Bevor wir damit beginnen können, diese Daten in eine Datenbank zu laden oder mit einer KI zu verbinden, müssen wir zunächst verstehen, wie der Export aufgebaut ist. Denn nur wenn wir wissen, welche Informationen enthalten sind und wie sie strukturiert sind, können wir sie später sinnvoll weiterverarbeiten. In diesem Kapitel schauen wir uns deshalb an, wie der Datenexport aufgebaut ist, welche Dateien wirklich relevant sind und wie wir aus diesem technischen Archiv eine brauchbare Grundlage für unser KI-Wissenssystem machen.
ZIP-Datei entpacken
Der erste Schritt ist trivial, aber dennoch wichtig: Wir müssen das heruntergeladene Archiv entpacken. Die Datei liegt normalerweise als klassische ZIP-Datei vor. Je nach Umfang Deiner bisherigen Nutzung kann sie unterschiedlich groß sein. Manche Nutzer erhalten ein Archiv von wenigen hundert Megabyte, andere mehrere Gigabyte.

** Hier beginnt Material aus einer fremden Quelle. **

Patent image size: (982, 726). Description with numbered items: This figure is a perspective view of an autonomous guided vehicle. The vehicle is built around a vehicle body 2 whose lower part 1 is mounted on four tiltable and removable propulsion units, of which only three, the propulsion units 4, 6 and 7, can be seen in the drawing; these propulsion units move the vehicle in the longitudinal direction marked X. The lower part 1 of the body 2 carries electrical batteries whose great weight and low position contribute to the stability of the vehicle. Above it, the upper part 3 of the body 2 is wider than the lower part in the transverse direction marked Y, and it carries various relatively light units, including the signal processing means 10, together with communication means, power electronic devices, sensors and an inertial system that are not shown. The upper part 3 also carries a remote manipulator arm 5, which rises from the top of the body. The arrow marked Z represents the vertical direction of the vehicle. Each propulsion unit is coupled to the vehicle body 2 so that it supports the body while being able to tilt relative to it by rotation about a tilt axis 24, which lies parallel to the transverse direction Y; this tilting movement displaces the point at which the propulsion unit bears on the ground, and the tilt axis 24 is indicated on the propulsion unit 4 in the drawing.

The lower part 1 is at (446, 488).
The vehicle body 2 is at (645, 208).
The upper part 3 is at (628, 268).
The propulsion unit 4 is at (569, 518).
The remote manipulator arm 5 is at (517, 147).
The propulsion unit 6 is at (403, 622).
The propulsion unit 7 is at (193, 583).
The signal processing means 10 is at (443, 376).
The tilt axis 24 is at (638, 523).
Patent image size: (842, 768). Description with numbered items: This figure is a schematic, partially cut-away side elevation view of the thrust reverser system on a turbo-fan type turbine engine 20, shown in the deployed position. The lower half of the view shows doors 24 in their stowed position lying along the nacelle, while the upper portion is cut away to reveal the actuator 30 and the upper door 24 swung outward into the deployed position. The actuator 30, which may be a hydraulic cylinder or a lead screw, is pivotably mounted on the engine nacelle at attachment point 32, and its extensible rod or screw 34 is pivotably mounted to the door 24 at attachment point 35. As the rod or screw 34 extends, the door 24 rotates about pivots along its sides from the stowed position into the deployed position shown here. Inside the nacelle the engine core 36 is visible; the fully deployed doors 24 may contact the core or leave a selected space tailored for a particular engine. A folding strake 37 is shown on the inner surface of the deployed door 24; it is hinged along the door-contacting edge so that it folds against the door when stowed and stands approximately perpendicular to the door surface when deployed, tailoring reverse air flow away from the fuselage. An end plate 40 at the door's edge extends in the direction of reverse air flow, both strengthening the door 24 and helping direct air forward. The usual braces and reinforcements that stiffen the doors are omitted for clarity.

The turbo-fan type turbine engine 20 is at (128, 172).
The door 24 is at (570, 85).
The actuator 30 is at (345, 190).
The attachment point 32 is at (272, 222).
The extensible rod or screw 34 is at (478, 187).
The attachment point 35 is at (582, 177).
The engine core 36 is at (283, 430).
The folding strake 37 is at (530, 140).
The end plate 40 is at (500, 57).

Nachdem Du die Datei entpackt hast, entsteht ein Ordner mit mehreren Dateien und Unterordnern. Die genaue Struktur kann sich leicht unterscheiden, doch typischerweise findest Du darin eine Reihe von JSON-Dateien sowie eventuell weitere Dateien mit ergänzenden Informationen.
Für viele Nutzer wirkt diese Struktur zunächst etwas technisch. Doch wenn man sich einen Moment Zeit nimmt, erkennt man schnell ein Muster: Die Daten sind relativ sauber organisiert und folgen einer klaren Struktur. Das ist eine gute Nachricht, denn genau diese Struktur macht es später möglich, die Inhalte automatisiert zu verarbeiten.
Aufbau der Chatdaten
Der wichtigste Bestandteil des Exports sind die eigentlichen Chatdaten. Diese Gespräche sind in der Regel in einer oder mehreren JSON-Dateien gespeichert. JSON ist ein weit verbreitetes Datenformat, das häufig verwendet wird, um strukturierte Informationen zu speichern.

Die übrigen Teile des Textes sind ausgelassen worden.